No nanny cam. It's disrespectful, distrusting and just plain rude. If you're so insecure around your nanny that you feel you need a nanny cam, that nanny shouldn't be taking care of your kids.

Oh, and why don't you have a little chat with Nanny X about it? Maybe she can clarify, maybe he has said something to her, maybe this and that.

nanny S said...

I wonder if your son's limited language is interfering with what he's trying to express. I'm a nanny, but I know that coming from kids, "I don't like X" can mean a lot of things. "I don't like Johnny" usually just means, my charge doesn't want to go play with the neighbor. "I don't like tomatoes" means "I don't want to eat tomatoes today."

I'll also add that this happened with my previous charge. When I first started, she protested my presence for a solid month. I didn't know what I was doing wrong, and considered leaving. It was only later that her parents told me that between her last nanny and me, they told her that MB might stay at home with her, so I can understand her disappointment. In her case, "I don't like you" meant, "I wish my mom was here instead" From time to time she would tell me she didn't like her last nanny. I asked MB about it, wondering if it was something to be concerned about because the old nanny still babysat and MB actually laughed and said she loved her.
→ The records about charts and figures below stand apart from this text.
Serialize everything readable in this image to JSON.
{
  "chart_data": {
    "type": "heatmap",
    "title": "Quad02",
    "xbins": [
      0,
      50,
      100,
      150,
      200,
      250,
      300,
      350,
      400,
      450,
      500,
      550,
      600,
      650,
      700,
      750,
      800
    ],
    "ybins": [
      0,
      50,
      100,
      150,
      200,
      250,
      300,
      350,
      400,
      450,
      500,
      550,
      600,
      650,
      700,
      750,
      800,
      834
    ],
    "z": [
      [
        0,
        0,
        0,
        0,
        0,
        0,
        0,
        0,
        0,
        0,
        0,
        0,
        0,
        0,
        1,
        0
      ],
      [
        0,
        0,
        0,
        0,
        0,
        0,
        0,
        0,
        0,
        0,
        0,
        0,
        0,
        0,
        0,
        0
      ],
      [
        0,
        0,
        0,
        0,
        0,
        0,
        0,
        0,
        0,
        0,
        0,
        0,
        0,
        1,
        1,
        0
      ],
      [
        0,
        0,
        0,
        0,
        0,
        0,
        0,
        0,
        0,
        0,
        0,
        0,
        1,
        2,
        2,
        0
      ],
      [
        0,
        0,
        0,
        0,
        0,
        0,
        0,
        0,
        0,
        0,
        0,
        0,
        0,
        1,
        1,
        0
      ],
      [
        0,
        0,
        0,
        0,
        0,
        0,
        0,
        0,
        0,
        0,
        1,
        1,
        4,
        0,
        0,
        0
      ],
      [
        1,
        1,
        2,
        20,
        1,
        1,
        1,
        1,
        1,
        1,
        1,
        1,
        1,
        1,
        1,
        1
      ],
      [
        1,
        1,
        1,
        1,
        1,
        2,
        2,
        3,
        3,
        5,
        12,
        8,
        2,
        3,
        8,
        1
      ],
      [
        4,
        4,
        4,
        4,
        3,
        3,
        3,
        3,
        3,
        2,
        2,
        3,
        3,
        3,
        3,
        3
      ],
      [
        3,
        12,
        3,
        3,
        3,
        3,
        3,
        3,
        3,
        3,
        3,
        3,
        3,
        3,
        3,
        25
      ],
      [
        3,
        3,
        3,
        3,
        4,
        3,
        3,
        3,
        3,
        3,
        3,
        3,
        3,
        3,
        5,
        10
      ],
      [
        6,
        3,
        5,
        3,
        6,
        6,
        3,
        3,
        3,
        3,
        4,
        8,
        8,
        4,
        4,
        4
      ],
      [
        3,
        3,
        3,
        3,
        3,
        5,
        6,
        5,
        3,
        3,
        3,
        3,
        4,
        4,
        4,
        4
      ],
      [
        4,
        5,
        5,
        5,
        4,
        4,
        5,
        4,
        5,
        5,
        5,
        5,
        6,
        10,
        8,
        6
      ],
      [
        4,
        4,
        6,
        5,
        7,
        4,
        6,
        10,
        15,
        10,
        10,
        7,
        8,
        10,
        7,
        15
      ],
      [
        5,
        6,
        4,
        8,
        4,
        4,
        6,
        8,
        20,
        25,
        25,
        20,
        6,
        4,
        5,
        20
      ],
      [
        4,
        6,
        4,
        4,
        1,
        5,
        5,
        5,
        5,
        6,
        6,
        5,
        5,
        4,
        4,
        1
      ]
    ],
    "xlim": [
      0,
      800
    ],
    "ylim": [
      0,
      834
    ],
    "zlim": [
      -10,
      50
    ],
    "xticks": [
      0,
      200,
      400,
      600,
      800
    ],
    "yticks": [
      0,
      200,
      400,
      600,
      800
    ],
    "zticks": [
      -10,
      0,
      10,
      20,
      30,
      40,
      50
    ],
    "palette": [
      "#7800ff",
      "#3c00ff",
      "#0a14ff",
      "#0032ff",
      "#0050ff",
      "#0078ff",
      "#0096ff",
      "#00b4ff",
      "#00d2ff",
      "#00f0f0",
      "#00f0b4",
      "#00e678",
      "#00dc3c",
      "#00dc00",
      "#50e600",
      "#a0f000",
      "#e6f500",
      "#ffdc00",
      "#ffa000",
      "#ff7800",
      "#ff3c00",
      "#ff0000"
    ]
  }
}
It turned out that "I don't like Old Nanny" meant that Old Nanny was stricter with her than me or her mom were, but she did indeed like her.

These are just examples, but with everything, go with your gut. DEFINITELY do not ignore it. I like Dr. Juris' advice too about asking your son more about his day in non-leading ways.

anon nanny said...

I am a nanny and you have no idea how many times kids have said that they don't like me or don't want me there.
They associate me with mom leaving. I would have been more worried if the child had asked the mom to leave and asked me to stay forever.

The suggestion on the first post is great and you should ask your child what he did with nanny. Strict nannies are usually hated on but children need discipline and as long as there's no physical punishments, there's nothing wrong with a nanny who is firm with a child.